Methods: From 2005 to 2006, magnetic resonance imaging was performed in 42 patients, and transrectal ultrasound in 26 of these patients. Seven patients were excluded from the study. Mean patient age was 64.94 years and mean serum PSA was 6.05 ng/ml. The examinations were analyzed for tumor identification and location in prostate sextants, detection of extracapsular extension, and seminal vesicle invasion, using surgical pathology findings as the gold standard.

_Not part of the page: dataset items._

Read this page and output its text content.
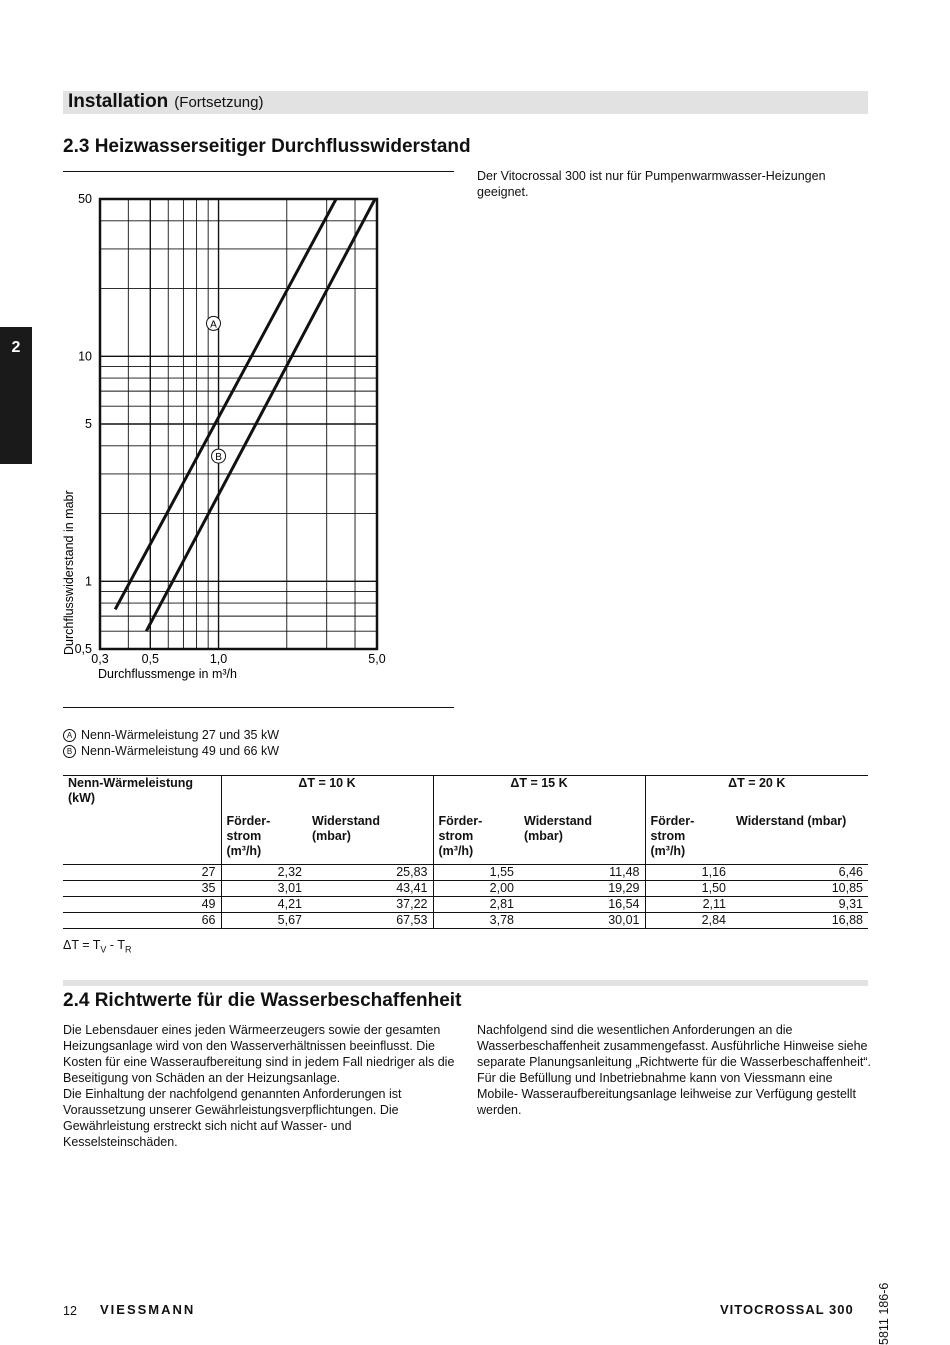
Installation (Fortsetzung)
2
2.3 Heizwasserseitiger Durchflusswiderstand
Der Vitocrossal 300 ist nur für Pumpenwarmwasser-Heizungen geeignet.
A
B
0,3	0,5	1,0	5,0
0,5
1
5
10
50
Durchflussmenge in m³/h
Durchflusswiderstand in mabr
A Nenn-Wärmeleistung 27 und 35 kW
B Nenn-Wärmeleistung 49 und 66 kW
Nenn-Wärmeleistung
(kW)	ΔT = 10 K		ΔT = 15 K		ΔT = 20 K	
	Förder-
strom
(m³/h)	Widerstand
(mbar)	Förder-
strom
(m³/h)	Widerstand
(mbar)	Förder-
strom
(m³/h)	Widerstand (mbar)
27	2,32	25,83	1,55	11,48	1,16	6,46
35	3,01	43,41	2,00	19,29	1,50	10,85
49	4,21	37,22	2,81	16,54	2,11	9,31
66	5,67	67,53	3,78	30,01	2,84	16,88
$\Delta T = T_V - T_R$
2.4 Richtwerte für die Wasserbeschaffenheit
Die Lebensdauer eines jeden Wärmeerzeugers sowie der gesamten Heizungsanlage wird von den Wasserverhältnissen beeinflusst. Die Kosten für eine Wasseraufbereitung sind in jedem Fall niedriger als die Beseitigung von Schäden an der Heizungsanlage.
Die Einhaltung der nachfolgend genannten Anforderungen ist Voraussetzung unserer Gewährleistungsverpflichtungen. Die Gewährleistung erstreckt sich nicht auf Wasser- und Kesselsteinschäden.
Nachfolgend sind die wesentlichen Anforderungen an die Wasserbeschaffenheit zusammengefasst. Ausführliche Hinweise siehe separate Planungsanleitung „Richtwerte für die Wasserbeschaffenheit“. Für die Befüllung und Inbetriebnahme kann von Viessmann eine Mobile- Wasseraufbereitungsanlage leihweise zur Verfügung gestellt werden.
5811 186-6
12 VIESSMANN	VITOCROSSAL 300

Results: Sixteen patients (45.7%) had pathologically proven organ-confined disease, 11 (31.4%) had positive surgical margin, 8 (28.9%) had extracapsular extension, and 3 (8.6%) presented with extracapsular extension and seminal vesicle invasion. Sensitivity, specificity, positive predictive value (PPV), negative predictive value (NPV) and accuracy values for localizing low-risk prostate cancer were 53.1%, 48.3%, 63.4%, 37.8% and 51.3% for transrectal ultrasound; 70.4%, 36.2%, 65.1%, 42.0% and 57.7% for amplitude Doppler ultrasound; 71.5%, 58.9%, 76.6%, 52.4% and 67.1% for magnetic resonance imaging; 70.4%, 58.7%, 78.4%, 48.2% and 66.7% for magnetic resonance spectroscopy; 67.2%, 65.7%, 79.3%, 50.6% and 66.7% for dynamic contrast-enhanced magnetic resonance imaging, respectively. Sensitivity, specificity, PPV, NPV and accuracy values for detecting extracapsular extension were 33.3%, 92%, 14.3%, 97.2% and 89.7% for transrectal ultrasound and 50.0%, 77.6%, 13.7%, 95.6% and 75.7% for magnetic resonance imaging, respectively. For detecting seminal vesicle invasion, these values were 66.7%, 85.7%, 22.2%, 97.7% and 84.6% for transrectal ultrasound and 40.0%, 83.1%, 15.4%, 94.7% and 80.0% for magnetic resonance imaging.

Conclusion: Although preliminary, our results suggest that imaging modalities have limited usefulness in localizing and locally staging clinically low-risk prostate cancer.